Bad understanding of UTF-8
Bad understanding of UTF-8
Posted Mar 31, 2009 4:49 UTC (Tue) by njs (subscriber, #40338)In reply to: Bad understanding of UTF-8 by spitzak
Parent article: Wheeler: Fixing Unix/Linux/POSIX Filenames
So -- just checking we're on the same page here -- what you're saying is that you're sure that those three security bugs I found in 5 minutes of googling were "not problems in any program".
> The first two references are about programs failing to recognize overlong encodings as being invalid.
Right -- if invalid codings are interpreted differently in different parts of a system, then that creates bugs and security holes.
> But those invalid sequences start with a byte with the high bit set (following bytes may not have it set, but the fact that decoders consider them part of the first byte is the decoders error, a fixed decoder would consider it a one-byte error with the high bit set, followed by normal ascii characters which are unchanged and thus cannot cause a security hole).
I'm sorry -- I cannot make out a word of this.

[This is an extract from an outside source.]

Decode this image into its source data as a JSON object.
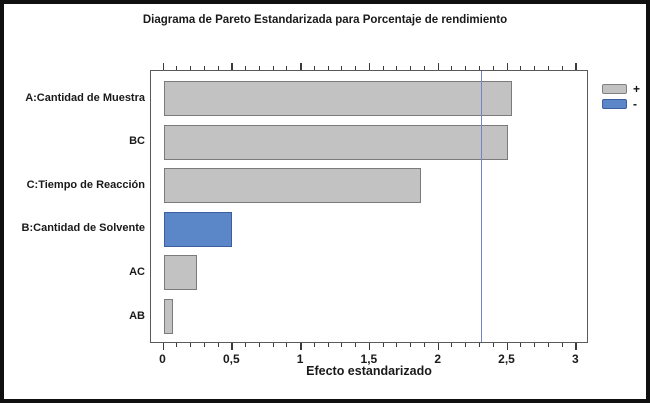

The bug in the first two links is that the invalid sequences are over-long (but like all the bugs mentioned here, involve only bytes with the high bits set -- do you know how UTF-8 works?). The decoder should have an explicit check for such sequences and throw an error if they are encountered, but this check was left out.
> The last one is EXACTLY the bug I am trying to fix: stupid people who somehow believe that throwing errors or replacing with non-unique strings is how invalid UTF-8 should be handled.
Errrr... quite so. I wasn't sure how useful this was to start with, but when you say in so many words that the proper solution to XSS security holes is to stop sanitizing web form inputs and instead convert all web browsers so that they *don't interpret unicode* then... maybe it's time I step out of this thread. Best of luck to you.